Troops loyal to Syrian President Bashar al-Assad targeted activists and civilians alike with rockets and mortar shells, eyewitnesses and human rights groups reported.

One activist told Voice of America that troops were bombing homes, schools and mosques.

"They surrounded the area by snipers and they're shooting at everything that moves, even the cats," he said.

Another activist, Mohammad Hassan, communicating by satellite phone, told Reuters that 67 people had been killed since midnight.

"Mortar and rocket fires have subsided, but heavy machine guns and anti-aircraft guns are still strong," Hassan said. "Tanks are in main thoroughfares in the city and appear posed to push deep into residential areas."

Rami Abdelraham, head of the British-based Syrian Observatory for Human Rights, said Assad's troops broke into three homes overnight, murdering everyone inside.

"The shabbiha [Assad's militiamen] broke into three houses overnight and slaughtered a family of five -- the father, wife and their three children; a family of seven in another house and a [family] of eight in a third," Abdelraham said.

Meanwhile on Tuesday, Russian Foreign Minister Sergei Larov met with Assad in Damascus. Afterward, Larov told Russian state media Assad is "completely committed" to stopping violence in his country.
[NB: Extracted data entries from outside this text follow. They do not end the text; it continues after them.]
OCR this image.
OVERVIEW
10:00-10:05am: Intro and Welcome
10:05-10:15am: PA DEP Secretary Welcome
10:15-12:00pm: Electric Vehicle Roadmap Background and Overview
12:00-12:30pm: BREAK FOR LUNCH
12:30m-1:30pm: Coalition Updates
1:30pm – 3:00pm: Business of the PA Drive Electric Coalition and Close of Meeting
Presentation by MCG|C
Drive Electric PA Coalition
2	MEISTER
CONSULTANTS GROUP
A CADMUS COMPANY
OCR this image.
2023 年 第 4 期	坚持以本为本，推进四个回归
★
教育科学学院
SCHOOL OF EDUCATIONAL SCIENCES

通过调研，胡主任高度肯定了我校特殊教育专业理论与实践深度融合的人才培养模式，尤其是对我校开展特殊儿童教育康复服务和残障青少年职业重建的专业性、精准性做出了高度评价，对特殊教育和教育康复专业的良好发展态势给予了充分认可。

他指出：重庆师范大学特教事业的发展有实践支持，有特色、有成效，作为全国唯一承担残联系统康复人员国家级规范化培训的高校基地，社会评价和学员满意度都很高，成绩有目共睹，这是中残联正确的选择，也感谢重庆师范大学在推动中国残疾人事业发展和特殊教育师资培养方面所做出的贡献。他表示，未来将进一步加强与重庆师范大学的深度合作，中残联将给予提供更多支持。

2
Larov said Assad agreed to support expanded monitoring by the Arab League and set a date for a referendum to draft a new constitution. He also said Assad would delegate talks with the opposition to Syria's vice president.

The Arab League suspended its monitoring mission on Jan. 28 because of the ongoing violence. They took their plan to the U.N. Security Council. Russia and China vetoed the Security Council resolution against Syria. 

The Obama administration dismissed Syria's reform pledges, saying Assad has been promising an end to violence for months.

Several European countries, including France, Italy, and Spain, recalled their ambassadors from Damascus on Tuesday and six Gulf Cooperation Council states are also withdrawing their ambassadors and expelling Syrian diplomats from their countries.